An interesting property, to me, is also that it reduces the amount of reindentation when refactoring code.

Some thoughts went into this when designing ocp-indent, which has indeed a few options for else. If strict_else is set to auto, the “dedent” will be done only if a specific “unclosable” construct follows the else (ie let, match, try, fun, function). This prevents mistakes with e.g.

if foo x then ...
else
  print_endline "oops";
visibly_out_of_else

Careful support has been added for tail-functions as well.

I think a similar approach could be added to match without too much trouble, e.g. by limiting the dedent to cases starting with match ?

One specific case is handled already though, but limited in scope:

  try foo x with E ->
  try bar y with F ->

this only happens with with Xx -> is on the same line, after which ocp-indent assumes that there will be a single case.

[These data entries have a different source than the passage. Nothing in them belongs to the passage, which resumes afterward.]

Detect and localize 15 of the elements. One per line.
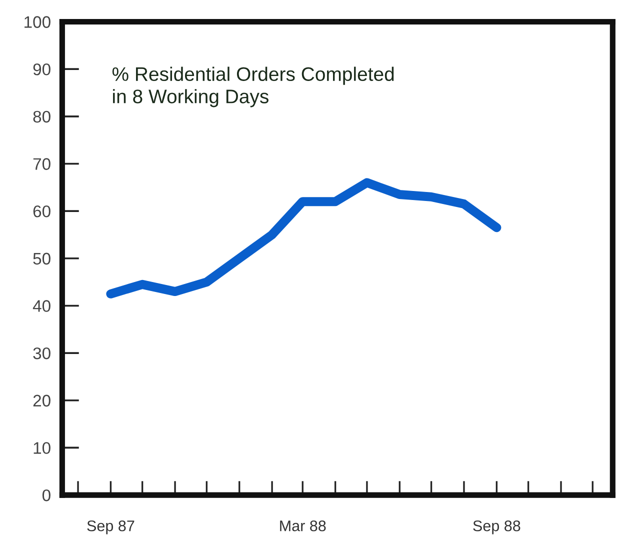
y-tick-label: 100	[24, 16, 50, 28]
y-tick-label: 90	[33, 63, 50, 76]
y-tick-label: 70	[33, 158, 50, 170]
x-tick-label: Sep 88	[473, 520, 520, 534]
y-tick-label: 0	[42, 489, 50, 502]
y-tick-label: 50	[33, 252, 50, 265]
x-tick-label: Mar 88	[280, 520, 326, 532]
y-tick-label: 30	[33, 347, 50, 360]
x-tick-label: Sep 87	[87, 520, 134, 534]
y-tick-label: 20	[33, 394, 50, 407]
y-tick-label: 10	[34, 442, 50, 454]
y-tick-label: 60	[33, 205, 50, 218]
text: % Residential Orders Completed in 8 Working Days	[112, 66, 394, 108]
y-tick-label: 40	[32, 300, 50, 312]
y-tick-label: 80	[33, 110, 50, 123]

EDIT: the last feature explained above is also a reason why this may be problematic to implement automatically in general: there is no way for ocp-indent to tell if you are in the last case of your match or not (it won’t do that kind of look-ahead). Doing the deindent in the middle of the match would be awful.
Thankfully, limiting to direct nested match (i.e. Pat -> match ...) ensures that is not the case. It just wouldn’t be possible for things like Pat -> let _ = _ in match ...
Interactively, you can always manually indent the first line and ocp-indent will understand and adjust
to your intent for the next ones, if you really want to do that, though.

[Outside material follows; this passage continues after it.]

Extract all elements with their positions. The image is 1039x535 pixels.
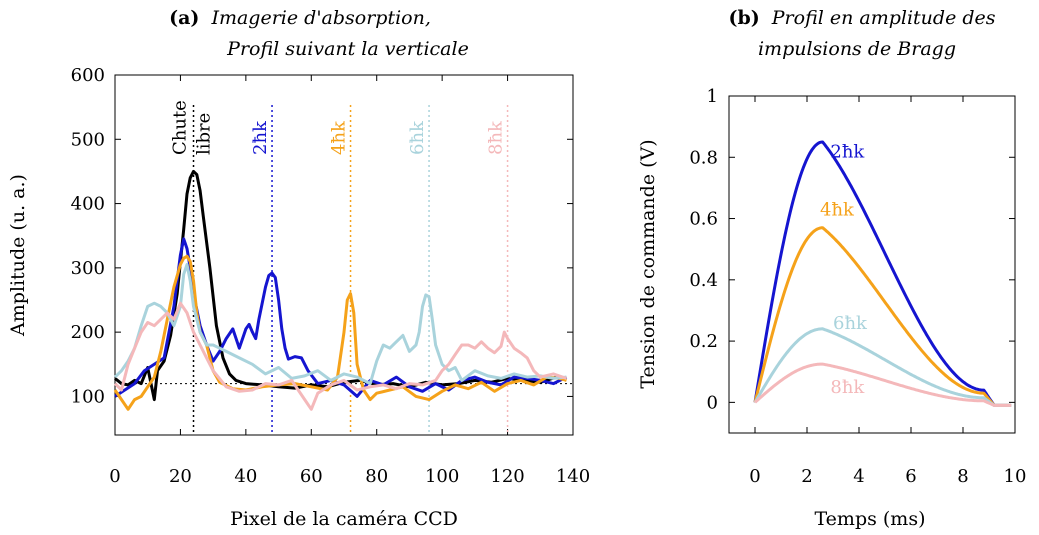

Lovely. I’d never thought about it this way: you’ve opened my eyes.

I also found myself doing something similar a while ago, I think the code is gone but it was something like

match x () with
| Some v -> v | None ->
match y () with
| Some v -> v | None ->
match z () with
| Some v -> v | None ->
...

I don’t know if it morally described the purpose of the expression (I replaced it with some kind of monadic thing later out of guilt) but I think I can see the value in this style; most code I’ve seen leaves the nested matches as the last case to avoid using begin/end or parenthesis so this feels like a natural extension of that.

@gasche I prototyped a dedicated option in ocp-indent, if you’re interested in trying it out :slight_smile:

opam pin git+https://github.com/OCamlPro/ocp-indent#match-tail-cascade
echo "match_tail_cascade=true" >> ~/.ocp-indent
1 Like

While I have never seen cascading tail cases in real-world OCaml code before (I’m happy to be given pointers

I used to use this style. Here’s an example in Mirage:

However, it’s hard to do it now that I use ocp-indent.

While I’m keen to avoid indentation in a lot of the cases you mention, I’m not very fond to use it for match: I like the fact that the indentation suggests the nesting level of your match.

2 Likes

@talex5 the new option would allow you to do it automatically for the first case (match to_fragments rest), but not the second, which starts with a let, and could syntaxically be not the last. (Although, as I pointed out, if you manually indent just the let first_size line, the rest will follow when indenting interactively)

ocamlformat supports this style, for the match part at least. See https://github.com/ocaml-ppx/ocamlformat/pull/827. It also supports not adding indentation in cases like this (the key is to use @@):

with_foo a @@ fun x ->
with_bar b @@ fun y ->
...

I’ve done precisely this style for years in my little ocaml projects, it’s always seemed natural at least…

This style is also used in some large Coq proofs, such as mathcomp [when doing a proof by cases the principal case is not indented] Indeed seems very useful.